Taxer les transactions financières : Associations et syndicats lancent une pétition citoyenne adressée au G20.


Une telle démarche internationale est assez inédite. Il faut la soutenir !

 

DH

 

 


 

 

Attac et une large coalition de syndicats et associations lancent aujourd'hui une pétition citoyenne pour taxer la finance


Depuis plusieurs mois Attac travaille à mettre en place en France une large coalition pour mobiliser les citoyens afin d'imposer la mise en place d'une taxe sur les transactions financières (TTF).

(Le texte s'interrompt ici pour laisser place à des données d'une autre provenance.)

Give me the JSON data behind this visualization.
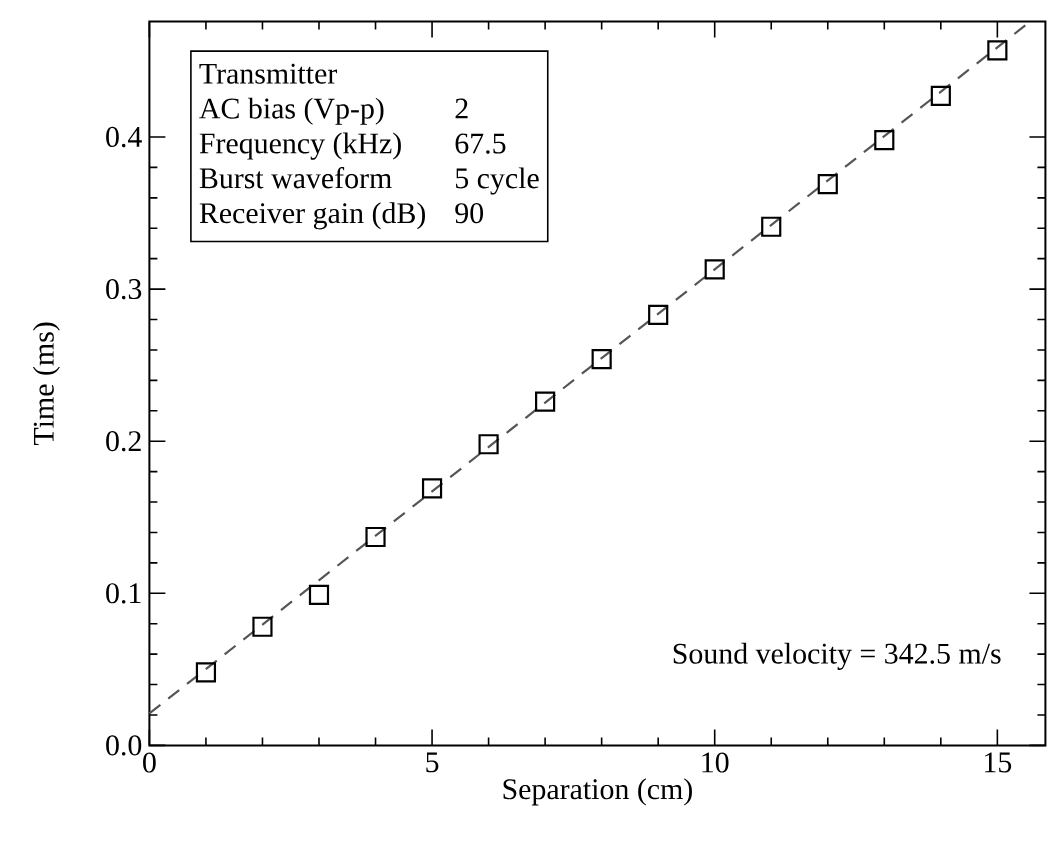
{
  "chart_data": {
    "type": "scatter",
    "xlabel": "Separation (cm)",
    "ylabel": "Time (ms)",
    "xlim": [
      0,
      15.85
    ],
    "ylim": [
      0,
      0.476
    ],
    "xticks": [
      0,
      5,
      10,
      15
    ],
    "yticks": [
      {
        "value": 0,
        "label": "0.0"
      },
      0.1,
      0.2,
      0.3,
      0.4
    ],
    "grid": false,
    "series": [
      {
        "marker": "square",
        "color": "#000000",
        "x": [
          1,
          2,
          3,
          4,
          5,
          6,
          7,
          8,
          9,
          10,
          11,
          12,
          13,
          14,
          15
        ],
        "values": [
          0.048,
          0.078,
          0.099,
          0.137,
          0.169,
          0.198,
          0.226,
          0.254,
          0.283,
          0.313,
          0.341,
          0.369,
          0.398,
          0.427,
          0.457
        ]
      },
      {
        "type": "line",
        "line_style": "dashed",
        "marker": "none",
        "color": "#555555",
        "x": [
          0,
          15.55
        ],
        "values": [
          0.021,
          0.475
        ]
      }
    ],
    "annotations": [
      "Transmitter",
      "AC bias (Vp-p)",
      "2",
      "Frequency (kHz)",
      "67.5",
      "Burst waveform",
      "5 cycle",
      "Receiver gain (dB)",
      "90",
      "Sound velocity =  342.5 m/s"
    ]
  }
}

Aujourd'hui, à l'occasion des journées internationales d'action pour la TTF organisées dans plusieurs pays d'Europe et d'Amérique du Nord, cette coalition publie un communiqué de presse commun (voir ci-dessous) et lance une pétition citoyenne adressée au G20.

1. Qu'est ce que cette coalition ?

Cette coalition constitue par elle-même un évènement politique inédit, puisqu'elle regroupe avec Attac une palette large de syndicats (CGT, CFDT, FSU, Solidaires), d'associations écologiques (Amis de la Terre, WWF, Action consommation), d'associations de solidarité internationale (Oxfam, CCFD, CRID, Aitec, Foi et Justice, RITIMO) et de lutte contre les pandémies (Aides). D'autres associations participent au processus unitaire qui débouchera, à partir de septembre prochain, sur une campagne en vue du G20 qui se déroulera en France au printemps 2011. Des campagnes similaires se déroulent aujourd'hui aux USA, au Royaume-Uni (http://robinhoodtax.org.uk/), au Canada (http://robinhoodtax.ca/), en Allemagne (http://www.robinhoodsteuer.de/), en Autriche (http://www.steuergegenarmut.at/) et en Italie (http://www.zerozerocinque.it), portées par les mêmes alliances entre mouvements syndical, écologique et de solidarité internationale.


2. Quelles sont les bases politiques de la coalition ?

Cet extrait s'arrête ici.